One of the nicest new features on the latest VR headsets from Sony and Meta is eye tracking. The technology, which relies on infrared cameras to detect where you’re looking, aims to create high-quality graphics by allocating processing power to game scenes in your immediate view.

But it can also be used to scare players when a new game is presented.

An upcoming PS VR2 title called The Dark Pictures: Switchback VR uses eye-tracking to pull nightmarish enemies towards you when you blink. According to Edge magazine, the hell function kicks in when you walk into a room full of blood-smeared mannequins in harlequin masks.

The insane dummies, whose bodies are twisted into “unnatural poses”, strike new poses every time you flutter your eyelids.

“In no time at all, more and more enemies will be overhead as your pupils are spotted,” notes the game’s developer, Supermassive Games.

Switchback VR also uses haptic feedback and headset rumble to ensure you feel every bump in the dark and even knocks to your head. Still, it won’t kill you in real life like the concept headset envisioned by the creator of Oculus VR, the company Meta (then known as Facebook) acquired in 2014.

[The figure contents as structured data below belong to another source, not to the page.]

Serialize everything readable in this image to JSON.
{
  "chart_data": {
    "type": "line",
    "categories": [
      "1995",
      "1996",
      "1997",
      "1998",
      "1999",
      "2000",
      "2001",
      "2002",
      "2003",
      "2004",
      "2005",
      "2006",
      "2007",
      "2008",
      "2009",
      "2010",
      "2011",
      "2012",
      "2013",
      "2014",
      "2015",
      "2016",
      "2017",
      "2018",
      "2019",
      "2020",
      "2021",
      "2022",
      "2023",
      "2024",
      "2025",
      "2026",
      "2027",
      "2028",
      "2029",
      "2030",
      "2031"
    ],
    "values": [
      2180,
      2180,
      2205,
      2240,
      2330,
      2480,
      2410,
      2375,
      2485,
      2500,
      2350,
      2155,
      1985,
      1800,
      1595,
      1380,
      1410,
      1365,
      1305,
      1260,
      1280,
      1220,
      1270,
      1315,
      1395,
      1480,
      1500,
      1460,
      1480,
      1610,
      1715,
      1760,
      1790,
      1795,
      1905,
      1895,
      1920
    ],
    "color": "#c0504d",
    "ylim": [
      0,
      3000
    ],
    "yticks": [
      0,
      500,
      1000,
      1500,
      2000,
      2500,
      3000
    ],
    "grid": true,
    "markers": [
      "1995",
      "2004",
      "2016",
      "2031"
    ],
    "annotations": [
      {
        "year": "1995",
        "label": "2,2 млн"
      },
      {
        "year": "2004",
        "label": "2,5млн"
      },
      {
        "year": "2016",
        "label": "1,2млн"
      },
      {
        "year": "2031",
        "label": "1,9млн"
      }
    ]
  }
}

The new game is a VR spinoff of Supermassive’s The Dark Pictures Anthology series featuring episodic narrative titles.

It sounds similar to the studio’s Until Dawn: Rush of Blood for the original PS VR on PS4, itself a semi-sequel to the 2015 horror hit Until Dawn Shoot demons, vampires, witches and the aforementioned mutating mannequins.

The game is available to pre-order now ahead of its March 16 release exclusively on PS VR2. Sony’s new VR headset for the PS5 console will go on sale on Wednesday 22nd February for £530.

Compared to the first generation PSVR, the new headset is quite a step forward in terms of immersion.

Aside from utilizing the PS5’s immense graphics and processing power, the biggest update is the tracking. Where the original PSVR was tracked via a single camera on your TV, PSVR 2 has four outward-facing cameras on the headset to keep track of where you and your hands are in virtual space. That means it should be able to track you around an entire room (known in VR circles as “room scale”).

Eye tracking, on the other hand, uses a technique called “Foveated Rendering” to improve graphics processing in the area you’re focusing on, rather than around in your peripheral view. The term refers to the fovea, a small pit in the center of the retina that provides our absolute sharpest vision.

Eye-tracking was previously limited to VR headsets for professional users, but is now appearing on expensive consumer devices. Meta’s £1,500 Quest Pro also comes with the feature, and Apple is reportedly using it for its rumored mixed reality headset.